I am trying to tune my NN hyperparameters. This was my initial NN:
model = tf.keras.models.Sequential([
tf.keras.layers.Dense(256, activation=tf.nn.tanh, input_shape=[X_train_norm.shape[1]]),
tf.keras.layers.Dense(256, activation=tf.nn.tanh),
tf.keras.layers.Dense(256, activation=tf.nn.tanh),
tf.keras.layers.Dense(1)
])
model.compile(loss = 'mse',
optimizer = tf.keras.optimizers.RMSprop(0.001),
metrics = ['mse','mae'])
history = model.fit(X_train, y_train,
epochs = 80,
batch_size = 8,
validation_split = 0.2)
R2_train_set= 0.89
RMSE_train_set=80
R2_test_set= 0.85
RMSE_test_set=94
Using several hyperparameters tuning methods made the model worst!! I would love an explanation! what am I missing?
my code
import tensorflow as tf
import keras_tuner as kt
from tensorflow import keras
option 1:
#https://coderzcolumn.com/tutorials/artificial-intelligence/keras-tuner-hyperparameters-tuning-of-keras-models
def build_model(hyperparams):
model = keras.models.Sequential()
model.add(keras.layers.Dense(units=hyperparams.Int("units_l1", 32, 512, step=32),
activation=hyperparams.Choice("act_l1", ["relu", "tanh"]),
input_shape=[X_train.shape[1]]
))
model.add(keras.layers.Dense(units=hyperparams.Int("units_l2", 32, 512, step=32),
activation=hyperparams.Choice("act_l2", ["relu", "tanh"])
))
model.add(keras.layers.Dense(units=hyperparams.Int("units_l3", 16, 64, step=16),
activation=hyperparams.Choice("act_l3", ["relu", "tanh"])
))
model.add(keras.layers.Dense(1))
learning_rate=hyperparams.Choice('learning_rate', [0.001, 0.01, 0.1, 1.0])

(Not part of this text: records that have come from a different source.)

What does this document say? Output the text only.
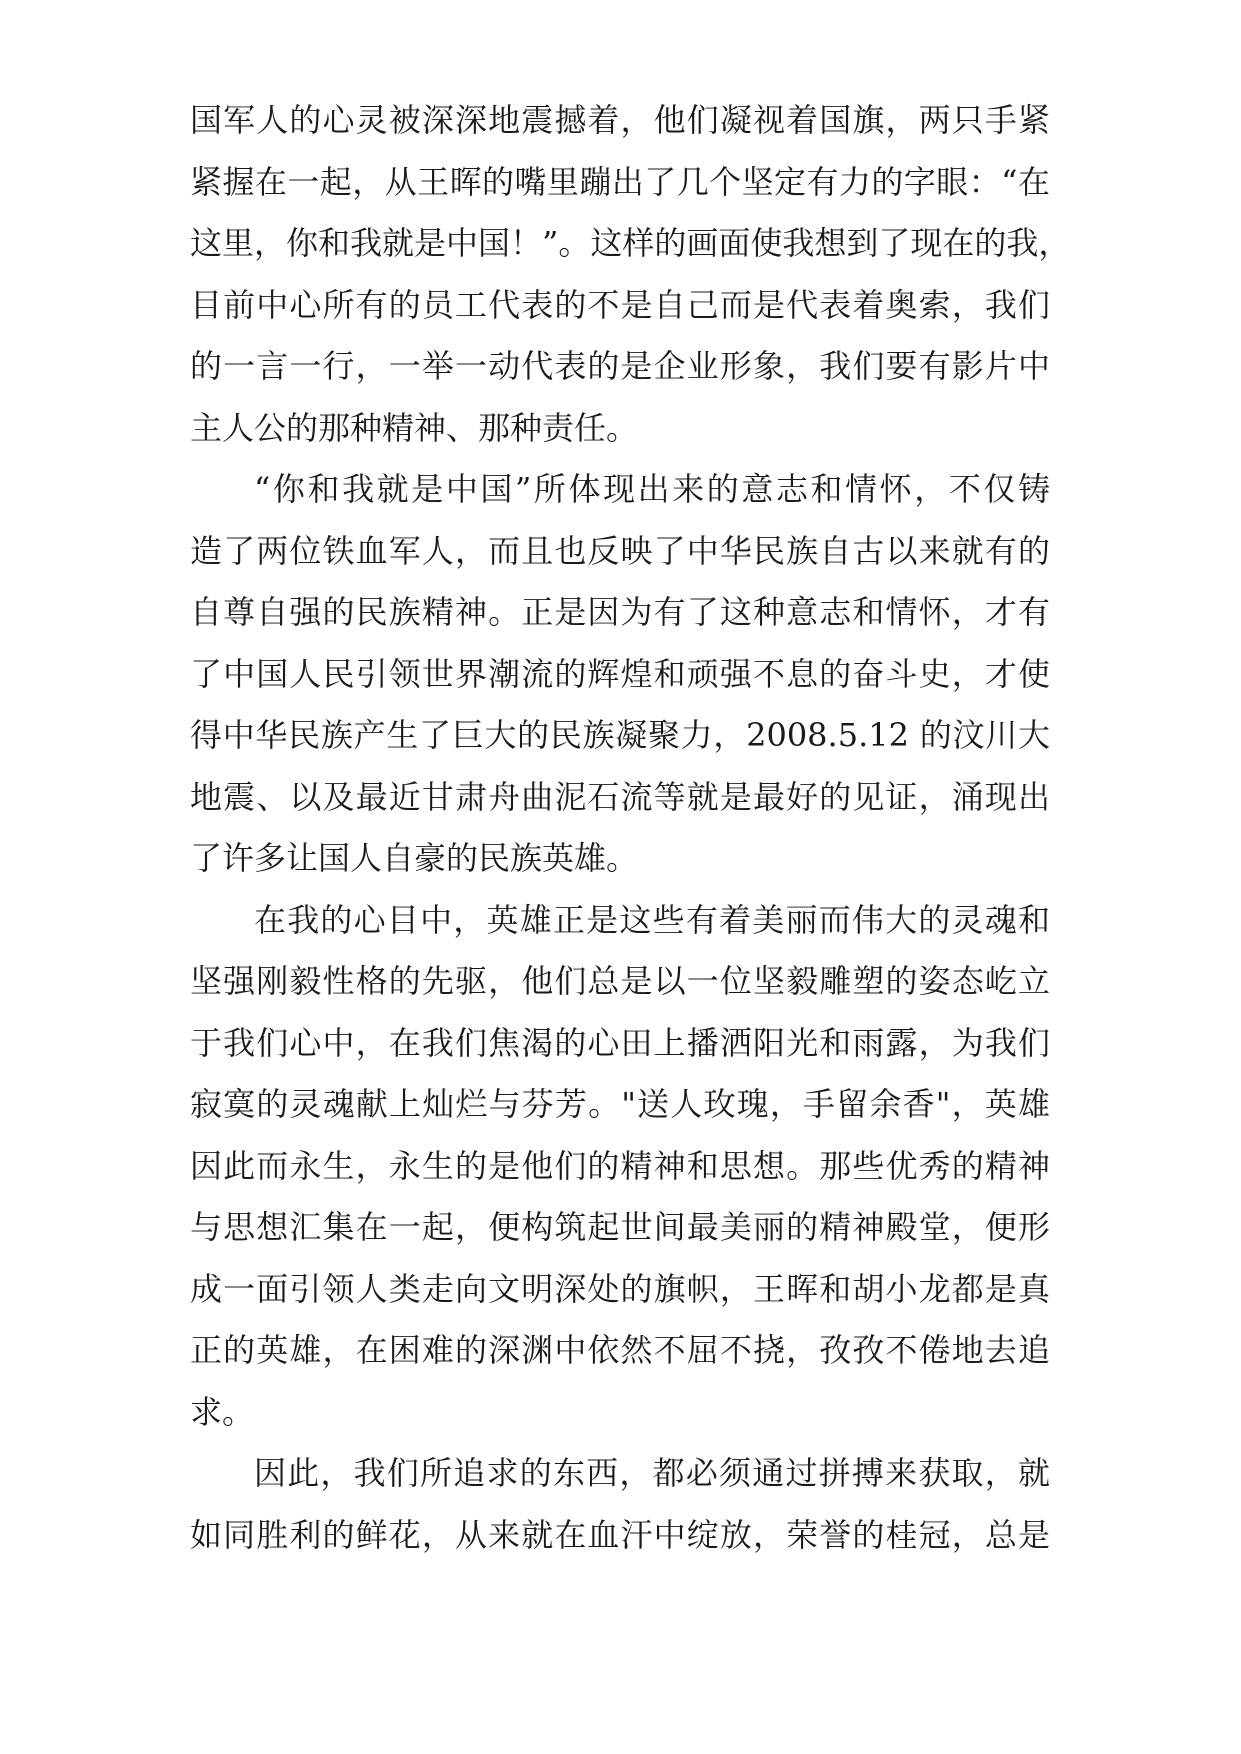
国军人的心灵被深深地震撼着，他们凝视着国旗，两只手紧
紧握在一起，从王晖的嘴里蹦出了几个坚定有力的字眼：“在
这里，你和我就是中国！”。这样的画面使我想到了现在的我，
目前中心所有的员工代表的不是自己而是代表着奥索，我们
的一言一行，一举一动代表的是企业形象，我们要有影片中
主人公的那种精神、那种责任。
“你和我就是中国”所体现出来的意志和情怀，不仅铸
造了两位铁血军人，而且也反映了中华民族自古以来就有的
自尊自强的民族精神。正是因为有了这种意志和情怀，才有
了中国人民引领世界潮流的辉煌和顽强不息的奋斗史，才使
得中华民族产生了巨大的民族凝聚力，2008.5.12 的汶川大
地震、以及最近甘肃舟曲泥石流等就是最好的见证，涌现出
了许多让国人自豪的民族英雄。
在我的心目中，英雄正是这些有着美丽而伟大的灵魂和
坚强刚毅性格的先驱，他们总是以一位坚毅雕塑的姿态屹立
于我们心中，在我们焦渴的心田上播洒阳光和雨露，为我们
寂寞的灵魂献上灿烂与芬芳。"送人玫瑰，手留余香"，英雄
因此而永生，永生的是他们的精神和思想。那些优秀的精神
与思想汇集在一起，便构筑起世间最美丽的精神殿堂，便形
成一面引领人类走向文明深处的旗帜，王晖和胡小龙都是真
正的英雄，在困难的深渊中依然不屈不挠，孜孜不倦地去追
求。
因此，我们所追求的东西，都必须通过拼搏来获取，就
如同胜利的鲜花，从来就在血汗中绽放，荣誉的桂冠，总是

optim=hyperparams.Choice("optimizer",["rmsprop","adam"])
if optim == 'adam':
optim = tf.keras.optimizers.Adam(learning_rate=learning_rate)
elif optim == 'rmsprop':
optim = tf.keras.optimizers.RMSprop(learning_rate=learning_rate)

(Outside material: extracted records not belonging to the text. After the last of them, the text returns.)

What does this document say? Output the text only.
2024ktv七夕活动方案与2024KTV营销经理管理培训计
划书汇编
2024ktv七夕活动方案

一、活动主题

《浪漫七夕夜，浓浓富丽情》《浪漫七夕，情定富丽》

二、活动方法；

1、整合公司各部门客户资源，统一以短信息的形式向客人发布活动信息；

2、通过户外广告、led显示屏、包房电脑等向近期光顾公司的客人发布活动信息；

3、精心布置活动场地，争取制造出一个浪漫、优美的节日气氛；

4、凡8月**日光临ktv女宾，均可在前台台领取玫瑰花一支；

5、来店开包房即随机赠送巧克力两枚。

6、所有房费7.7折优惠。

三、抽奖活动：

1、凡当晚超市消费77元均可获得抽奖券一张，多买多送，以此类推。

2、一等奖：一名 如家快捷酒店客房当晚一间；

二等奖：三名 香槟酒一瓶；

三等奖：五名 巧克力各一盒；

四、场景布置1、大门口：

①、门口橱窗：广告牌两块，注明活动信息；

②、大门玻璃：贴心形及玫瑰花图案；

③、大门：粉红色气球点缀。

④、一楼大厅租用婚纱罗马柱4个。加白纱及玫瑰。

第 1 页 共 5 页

model.compile(optimizer = optim, loss="mean_squared_error", metrics = ['mean_squared_error','mean_absolute_error'])
return model
tuner1 = kt.RandomSearch(hypermodel=build_model,
objective="val_mean_squared_error",
max_trials=150,
project_name="Regression",
overwrite=True
)
tuner1.search(X_train, y_train, batch_size=8, epochs=30, validation_split=0.2 )

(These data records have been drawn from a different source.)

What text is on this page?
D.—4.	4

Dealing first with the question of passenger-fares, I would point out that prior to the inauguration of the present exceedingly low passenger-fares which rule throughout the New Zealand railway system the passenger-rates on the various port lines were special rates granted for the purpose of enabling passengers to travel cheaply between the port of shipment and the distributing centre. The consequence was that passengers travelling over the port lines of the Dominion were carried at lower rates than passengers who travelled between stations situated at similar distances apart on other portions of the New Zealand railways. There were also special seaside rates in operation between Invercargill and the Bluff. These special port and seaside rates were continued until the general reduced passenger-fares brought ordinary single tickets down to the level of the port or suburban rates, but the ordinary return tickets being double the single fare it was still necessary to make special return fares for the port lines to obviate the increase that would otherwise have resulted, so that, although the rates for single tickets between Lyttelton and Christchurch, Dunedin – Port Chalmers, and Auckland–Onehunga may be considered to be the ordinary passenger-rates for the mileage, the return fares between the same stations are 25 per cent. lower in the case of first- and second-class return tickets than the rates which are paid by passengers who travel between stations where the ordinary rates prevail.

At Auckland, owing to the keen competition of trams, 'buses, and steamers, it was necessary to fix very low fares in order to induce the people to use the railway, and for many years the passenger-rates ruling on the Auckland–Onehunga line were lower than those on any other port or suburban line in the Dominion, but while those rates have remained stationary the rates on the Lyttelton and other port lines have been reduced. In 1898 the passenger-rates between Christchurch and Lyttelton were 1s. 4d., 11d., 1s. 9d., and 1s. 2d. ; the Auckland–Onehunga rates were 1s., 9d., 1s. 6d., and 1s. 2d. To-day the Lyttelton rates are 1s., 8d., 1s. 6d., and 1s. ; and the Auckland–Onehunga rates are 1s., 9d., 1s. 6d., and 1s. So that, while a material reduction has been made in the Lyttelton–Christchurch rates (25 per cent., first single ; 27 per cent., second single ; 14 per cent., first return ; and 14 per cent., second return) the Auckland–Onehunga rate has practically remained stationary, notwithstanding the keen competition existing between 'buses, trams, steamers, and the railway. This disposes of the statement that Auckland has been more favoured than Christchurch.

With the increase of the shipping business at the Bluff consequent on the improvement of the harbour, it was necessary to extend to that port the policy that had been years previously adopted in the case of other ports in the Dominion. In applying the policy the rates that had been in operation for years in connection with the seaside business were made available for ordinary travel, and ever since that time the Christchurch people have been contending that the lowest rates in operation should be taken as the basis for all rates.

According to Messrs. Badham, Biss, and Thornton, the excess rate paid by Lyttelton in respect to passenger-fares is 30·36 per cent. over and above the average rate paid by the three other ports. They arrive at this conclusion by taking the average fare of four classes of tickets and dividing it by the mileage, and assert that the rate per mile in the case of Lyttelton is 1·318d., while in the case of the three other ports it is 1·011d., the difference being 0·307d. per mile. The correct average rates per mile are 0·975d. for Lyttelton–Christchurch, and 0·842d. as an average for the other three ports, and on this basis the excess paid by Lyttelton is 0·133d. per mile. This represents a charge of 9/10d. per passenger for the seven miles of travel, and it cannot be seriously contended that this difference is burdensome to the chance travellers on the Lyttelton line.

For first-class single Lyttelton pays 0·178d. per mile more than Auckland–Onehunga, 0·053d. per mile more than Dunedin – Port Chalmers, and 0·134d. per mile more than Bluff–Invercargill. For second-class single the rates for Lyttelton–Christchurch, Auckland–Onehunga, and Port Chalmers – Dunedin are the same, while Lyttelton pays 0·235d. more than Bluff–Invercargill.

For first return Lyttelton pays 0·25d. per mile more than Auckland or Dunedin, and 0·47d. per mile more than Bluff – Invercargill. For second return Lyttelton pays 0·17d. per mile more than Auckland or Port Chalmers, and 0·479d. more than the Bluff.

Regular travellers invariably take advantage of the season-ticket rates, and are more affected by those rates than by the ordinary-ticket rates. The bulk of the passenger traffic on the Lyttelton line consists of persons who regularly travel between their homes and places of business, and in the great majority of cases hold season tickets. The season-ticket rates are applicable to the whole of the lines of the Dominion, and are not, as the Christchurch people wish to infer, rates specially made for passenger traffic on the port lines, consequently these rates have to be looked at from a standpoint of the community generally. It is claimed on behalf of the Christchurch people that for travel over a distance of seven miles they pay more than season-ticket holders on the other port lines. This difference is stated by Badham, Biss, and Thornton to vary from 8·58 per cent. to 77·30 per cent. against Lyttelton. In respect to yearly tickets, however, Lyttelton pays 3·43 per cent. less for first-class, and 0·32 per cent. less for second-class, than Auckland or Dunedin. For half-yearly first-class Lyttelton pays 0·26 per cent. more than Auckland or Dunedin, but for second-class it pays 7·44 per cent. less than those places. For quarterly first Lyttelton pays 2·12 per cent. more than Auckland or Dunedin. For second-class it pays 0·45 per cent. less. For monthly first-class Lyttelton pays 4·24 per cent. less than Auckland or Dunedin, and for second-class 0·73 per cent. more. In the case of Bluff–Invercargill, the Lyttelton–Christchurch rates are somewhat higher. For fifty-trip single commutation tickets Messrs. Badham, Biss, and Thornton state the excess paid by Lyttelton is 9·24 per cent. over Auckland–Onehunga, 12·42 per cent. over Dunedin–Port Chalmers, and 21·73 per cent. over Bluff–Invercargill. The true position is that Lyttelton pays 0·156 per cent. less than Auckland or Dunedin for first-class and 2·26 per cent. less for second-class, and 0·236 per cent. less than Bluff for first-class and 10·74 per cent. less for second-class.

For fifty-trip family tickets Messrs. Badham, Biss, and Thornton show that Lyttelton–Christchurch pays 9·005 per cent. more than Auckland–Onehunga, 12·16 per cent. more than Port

best_model = tuner1.get_best_models()[0]
best_model.summary()
best_params = tuner1.get_best_hyperparameters()
best_params[0].values
the best params: {'units_l1': 192,
'act_l1': 'relu',
'units_l2': 448,
'act_l2': 'tanh',
'units_l3': 64,
'act_l3': 'relu',
'learning_rate': 0.001,
'optimizer': 'adam'}
R2_train_set= 0.625
RMSE_train_set=132
R2_test_set= 0.62
RMSE_test_set=130
option 2:
# Python def get average of a list
def Average(lst):
return sum(lst) / len(lst)
# Define your hyperparameters:
hyperparameters = {
'num_units': [32, 64, 128, 256], #4, 8, 16,
'optimizer': ['adam', 'rmsprop'],
'activation': ['relu', 'tanh'],
'learning_rate': [0.001, 0.01, 0.1, 1],
'batch_size': [8, 16, 32, 64, 128]
}
min_mse = 150000
# Tune the hyperparameters
for units in hyperparameters['num_units']:
for drop in [1]:
for opt in hyperparameters['optimizer']:
for activ in hyperparameters['activation']:
for lear_rate in hyperparameters['learning_rate']:
for batch in hyperparameters['batch_size']:
# Define the model architecture
model = tf.keras.models.Sequential([
tf.keras.layers.Dense(units, activation=activ, input_shape=[X_train_norm.shape[1]]),
tf.keras.layers.Dense(units, activation=activ),
tf.keras.layers.Dense(units, activation=activ),
tf.keras.layers.Dense(128, activation=activ),
tf.keras.layers.Dense(1)
])
# Define the optimizer
if opt == 'adam':
opt = tf.keras.optimizers.Adam(learning_rate=lear_rate)
elif opt == 'rmsprop':
opt = tf.keras.optimizers.RMSprop(learning_rate=lear_rate)
# Compile the model
model.compile(optimizer=opt, metrics=['mse', 'mae'], loss='mse')
# Train the model cross-validation
history = model.fit(X_train_norm, y_train, epochs=80, batch_size=batch, validation_split=0.2, verbose=0)
print( f'units: {units}, batch: {batch}, learning_rate: {lear_rate}, opt : {opt} , activ : {activ}')
Last_his = Average(history.history['mse'][-10:-1])
# Check if this is the best model so far
if Last_his < min_mse:
min_mse = Last_his
my_str = f'BEST - units: {units}, batch: {batch}, learning_rate: {lear_rate}, opt : {opt} , activ : {activ}'
print(my_str)
# Print the best hyperparameters found
print(my_str)
BEST model units: 128, batch: 8, learning_rate: 0.001, opt : <keras.optimizers.optimizer_v2.adam.Adam object at 0x000002083EEA6AD0> , activ : tanh
RMSE_train set= 177
I noticed the mean_squared_error
did go to the min within the combination tested and chosen as "best". I tried with and without normalizing the data. I tested that the data did not change...